The Arabs also produced the fine “Damascus” blade by high-temperature forging. The Arab jambiya, a knife with a curved, double-edged blade, is still the most widely used knife weapon in the world.

10th century swords were slashing weapons with a rounded tip, a crossbar (“quillon”) to protect the hands and a round weight (“pommel”) at the end of the hilt to counterbalance the weight of the blade.

Plate armour was introduced in the 14th century. This led to the development of massive two-handed, cutting swords (“broadswords”) and pointed, tapered thrusting swords (“rapiers”). The Scottish Highlanders’ claymore is a type of broadsword.

Daggers (pointed stabbing knives) were also popular as weapons from the 14th to the 16th centuries. The best daggers were made in Germany, Switzerland and Italy. In Spain, the “main gauche” dagger was held in the left hand and a rapier in the right. In Italy, the triangular bladed stiletto was favoured.

In the 16th century, the knuckle brow, a metal strap from the pommel to quillon, was introduced to protect the hand. More complex hand guards were introduced during the century.

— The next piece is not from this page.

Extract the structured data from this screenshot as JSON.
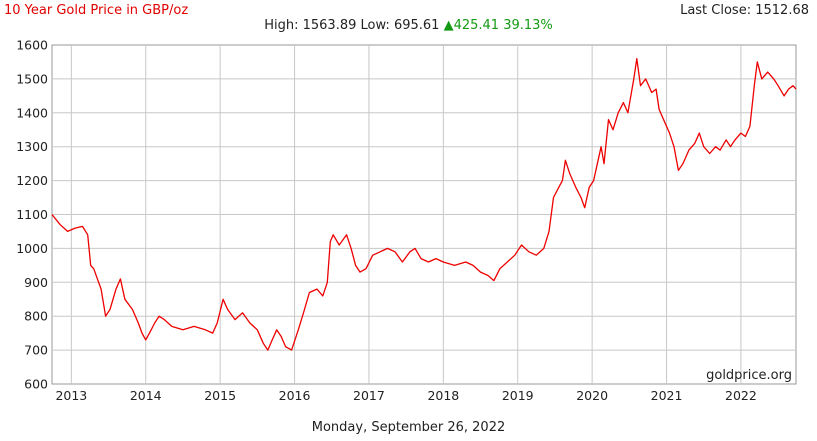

Also during the 16th century, the Turks invaded Eastern Europe. They used slashing swords with curved blades, called scimitars. The curved slashing sword was adopted in Europe as the cavalry sabre. The navy adopted a short version of the sabre with a heavy hand guard, called a cutlass, for close quarter fighting in boarding operations.

Persian scimitar
Persian scimitar

In the late 16th century, the rapier, with a long thin blade for thrusting, became popular among the upper classes. At first the hilt usually had a guard made up of curved bars and a long crossguard. Later in the century, the barred guard was replaced by a hemispherical metal cup, often decorated with an intricate pierced design/

In the 17th century, light, easily handled swords, called epees, were introduced for fencing and duelling. These swords had hollow ground blades. The process of hollow grinding was a German trade secret. In 1690, the Hollow Sword Blade Company was formed in England to produce hollow ground sword blades using imported German swordsmiths. Although the original company failed, one of the swordsmiths, Herman Mohll, set up a sword manufacturing business which continued to produce swords and bayonets until it was taken over by Wilkinson Sword in 1922. (In 1832, the name was changed from Mohll to Mole.)

Rapier (1625-1650)
Rapier (1625-1650)

As firearms came into use from the late 17th century, the long rapier was gradually replaced by a shorter version called the “short sword”. This was often worn as much for costume as use. The hilts of these swords were often elaborately fashioned from brass, iron, silver or even gold.  The small sword was generally abandoned as costume from about the 1770s. 

The British infantry also abandoned the sword from the middle of the 18th century, although officers continued to carry swords, largely as status symbols, until the end of the 19th century.

The bayonet was introduced by the British and French in 1660. The first bayonets were long knives that were plugged into the bore of a musket, turning it into a pike. Late in the 18th century, the modern type of bayonet, which fits around the muzzle of the gun, was introduced.

Early 19th century bayonet
Early 19th century bayonet

During World War 1, trench knives were developed. These had a double-edged blade, a hand guard in the form of brass knuckles and a short pike in the base of the handle.

During World War 11, the British introduced the commando knife and the Americans the K-bar knife. These are thrusting daggers with a single cutting edge and a round, bone-cracking peen on the butt end of the handle. A shorter version of the K-bar was developed as the aviators’ “survival knife”.